A Model of Investment Gearing

I have made up by myself a mathematical model of gearing that is supposed to help me decide whether I should gear or not. I am still young and not a finance PhD, so I would like someone to see whether my model is correct or whether I have made some serious errors.

Gearing means borrowing to invest.
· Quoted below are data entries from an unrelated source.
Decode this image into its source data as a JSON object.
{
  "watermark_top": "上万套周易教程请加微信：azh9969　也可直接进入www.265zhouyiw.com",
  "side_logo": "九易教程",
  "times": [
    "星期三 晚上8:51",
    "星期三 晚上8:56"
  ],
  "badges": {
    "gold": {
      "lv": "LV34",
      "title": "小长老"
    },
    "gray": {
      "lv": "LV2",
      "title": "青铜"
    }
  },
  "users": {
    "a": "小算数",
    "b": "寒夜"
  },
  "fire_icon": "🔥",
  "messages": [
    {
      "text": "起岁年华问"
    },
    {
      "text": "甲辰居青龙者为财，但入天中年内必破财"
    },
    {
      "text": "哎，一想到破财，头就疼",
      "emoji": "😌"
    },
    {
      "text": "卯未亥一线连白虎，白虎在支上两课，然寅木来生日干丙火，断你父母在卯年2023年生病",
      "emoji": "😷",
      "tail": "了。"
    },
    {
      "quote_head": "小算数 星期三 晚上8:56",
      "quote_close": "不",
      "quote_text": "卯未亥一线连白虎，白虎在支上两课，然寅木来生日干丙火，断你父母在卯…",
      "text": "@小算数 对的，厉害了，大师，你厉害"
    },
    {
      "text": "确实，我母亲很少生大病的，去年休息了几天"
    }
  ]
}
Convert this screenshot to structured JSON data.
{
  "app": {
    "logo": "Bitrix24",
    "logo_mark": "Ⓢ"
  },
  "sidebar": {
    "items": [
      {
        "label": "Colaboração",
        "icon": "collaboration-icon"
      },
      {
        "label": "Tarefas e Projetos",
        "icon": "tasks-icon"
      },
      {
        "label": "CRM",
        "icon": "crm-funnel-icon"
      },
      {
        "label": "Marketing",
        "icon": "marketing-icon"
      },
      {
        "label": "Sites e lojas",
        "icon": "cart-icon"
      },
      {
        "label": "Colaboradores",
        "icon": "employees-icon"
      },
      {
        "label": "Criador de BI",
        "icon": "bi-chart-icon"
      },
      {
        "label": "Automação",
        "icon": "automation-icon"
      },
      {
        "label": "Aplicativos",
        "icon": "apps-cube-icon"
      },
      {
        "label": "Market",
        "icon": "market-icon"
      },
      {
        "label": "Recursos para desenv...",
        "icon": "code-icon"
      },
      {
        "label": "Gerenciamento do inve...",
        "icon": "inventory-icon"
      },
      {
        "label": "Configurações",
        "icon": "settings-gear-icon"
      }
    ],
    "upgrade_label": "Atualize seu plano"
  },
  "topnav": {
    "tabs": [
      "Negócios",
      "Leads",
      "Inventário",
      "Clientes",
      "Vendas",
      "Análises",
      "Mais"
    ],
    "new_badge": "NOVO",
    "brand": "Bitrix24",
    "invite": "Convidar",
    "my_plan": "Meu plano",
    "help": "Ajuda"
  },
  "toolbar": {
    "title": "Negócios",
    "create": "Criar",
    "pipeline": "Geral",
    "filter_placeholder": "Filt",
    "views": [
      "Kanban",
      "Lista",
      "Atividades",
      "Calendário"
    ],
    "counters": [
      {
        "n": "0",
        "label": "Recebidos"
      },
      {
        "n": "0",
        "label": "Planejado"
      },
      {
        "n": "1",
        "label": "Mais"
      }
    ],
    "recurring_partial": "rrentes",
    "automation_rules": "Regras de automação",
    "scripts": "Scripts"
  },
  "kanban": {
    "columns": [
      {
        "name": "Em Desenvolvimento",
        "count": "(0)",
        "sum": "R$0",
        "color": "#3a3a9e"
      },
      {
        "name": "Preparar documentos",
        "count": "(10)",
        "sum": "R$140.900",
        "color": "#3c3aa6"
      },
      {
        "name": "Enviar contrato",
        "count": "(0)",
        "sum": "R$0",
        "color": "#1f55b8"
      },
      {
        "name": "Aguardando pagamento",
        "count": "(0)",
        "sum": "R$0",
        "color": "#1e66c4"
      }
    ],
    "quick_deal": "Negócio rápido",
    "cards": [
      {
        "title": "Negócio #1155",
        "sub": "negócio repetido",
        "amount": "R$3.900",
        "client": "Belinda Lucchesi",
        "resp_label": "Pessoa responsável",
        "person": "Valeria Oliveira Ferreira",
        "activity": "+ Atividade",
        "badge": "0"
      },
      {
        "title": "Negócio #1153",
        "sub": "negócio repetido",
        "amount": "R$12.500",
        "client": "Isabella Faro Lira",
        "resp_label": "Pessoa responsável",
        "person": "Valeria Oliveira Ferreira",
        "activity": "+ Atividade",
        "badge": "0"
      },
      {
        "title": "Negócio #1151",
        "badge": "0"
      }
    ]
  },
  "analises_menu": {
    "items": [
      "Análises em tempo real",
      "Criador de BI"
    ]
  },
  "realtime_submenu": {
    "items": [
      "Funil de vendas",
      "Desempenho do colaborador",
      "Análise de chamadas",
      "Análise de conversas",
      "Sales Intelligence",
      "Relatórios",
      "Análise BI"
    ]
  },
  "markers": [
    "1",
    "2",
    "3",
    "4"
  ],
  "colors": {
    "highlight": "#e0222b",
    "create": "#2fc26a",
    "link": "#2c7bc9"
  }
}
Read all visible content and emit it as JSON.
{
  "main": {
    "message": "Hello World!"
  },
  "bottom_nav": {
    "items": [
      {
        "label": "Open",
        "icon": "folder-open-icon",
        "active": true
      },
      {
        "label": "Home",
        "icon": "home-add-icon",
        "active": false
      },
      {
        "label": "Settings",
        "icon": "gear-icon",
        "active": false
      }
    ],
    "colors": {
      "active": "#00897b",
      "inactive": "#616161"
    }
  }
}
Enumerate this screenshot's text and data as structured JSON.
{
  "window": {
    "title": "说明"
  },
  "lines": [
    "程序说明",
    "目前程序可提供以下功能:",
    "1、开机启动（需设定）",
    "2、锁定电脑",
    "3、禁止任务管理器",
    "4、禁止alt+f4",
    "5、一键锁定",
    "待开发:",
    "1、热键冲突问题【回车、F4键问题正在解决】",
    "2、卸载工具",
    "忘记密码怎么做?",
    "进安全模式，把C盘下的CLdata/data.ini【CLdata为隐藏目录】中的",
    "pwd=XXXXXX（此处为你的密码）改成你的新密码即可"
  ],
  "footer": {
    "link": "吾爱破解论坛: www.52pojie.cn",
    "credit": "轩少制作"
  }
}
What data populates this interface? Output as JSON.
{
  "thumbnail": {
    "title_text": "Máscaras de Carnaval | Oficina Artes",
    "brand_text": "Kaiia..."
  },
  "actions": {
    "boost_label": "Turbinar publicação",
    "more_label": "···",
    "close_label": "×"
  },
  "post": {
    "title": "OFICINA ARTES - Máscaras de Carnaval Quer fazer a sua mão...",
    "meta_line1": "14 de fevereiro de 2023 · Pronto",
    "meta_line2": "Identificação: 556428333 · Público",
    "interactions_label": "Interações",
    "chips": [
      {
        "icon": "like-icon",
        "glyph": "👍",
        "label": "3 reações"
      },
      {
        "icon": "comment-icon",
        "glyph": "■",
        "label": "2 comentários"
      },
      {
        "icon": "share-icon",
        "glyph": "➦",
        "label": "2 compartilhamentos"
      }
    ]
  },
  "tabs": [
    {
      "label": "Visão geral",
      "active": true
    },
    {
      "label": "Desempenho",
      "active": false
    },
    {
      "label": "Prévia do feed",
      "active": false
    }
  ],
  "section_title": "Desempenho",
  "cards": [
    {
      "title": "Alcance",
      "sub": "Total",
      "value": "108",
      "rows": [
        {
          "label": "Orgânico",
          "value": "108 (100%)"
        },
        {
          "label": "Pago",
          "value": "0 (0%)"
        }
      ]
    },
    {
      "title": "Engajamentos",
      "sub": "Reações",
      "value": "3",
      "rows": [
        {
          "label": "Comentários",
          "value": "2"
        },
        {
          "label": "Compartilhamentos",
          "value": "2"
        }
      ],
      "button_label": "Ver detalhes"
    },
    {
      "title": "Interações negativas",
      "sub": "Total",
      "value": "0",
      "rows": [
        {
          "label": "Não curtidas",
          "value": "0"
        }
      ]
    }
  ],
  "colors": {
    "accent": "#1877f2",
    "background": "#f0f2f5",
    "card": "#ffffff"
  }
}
If I borrow to invest, then my profit from gearing $\displaystyle \pi_G$ is

$\displaystyle \pi_G = L(1+r)^T - R \int^{T}_{0} (1+r)^x dx$

where L is the amount you loan from the bank, r is the annual rate of growth of your investment, T is the duration of your loan, and R is the *yearly* interest repayment.

The first term $\displaystyle L(1+r)^T$ is the value of your investment after T years and the second term $\displaystyle R \int^{T}_{0} (1+r)^x dx$ is the opportunity cost of your investment because you could have invested without borrowing.

Solving the integral, we get,

$\displaystyle \pi_G = L(1+r)^T - \frac{R(1+r)^T}{log(1+r)}$

To see whether you should gear, find out whether $\displaystyle \pi_G > 0$. If it is, borrow to invest. Otherwise, don't.

By looking at the formula we can see that gearing is a better option if L (the loan amount) is high and R (the interest repayments) is low.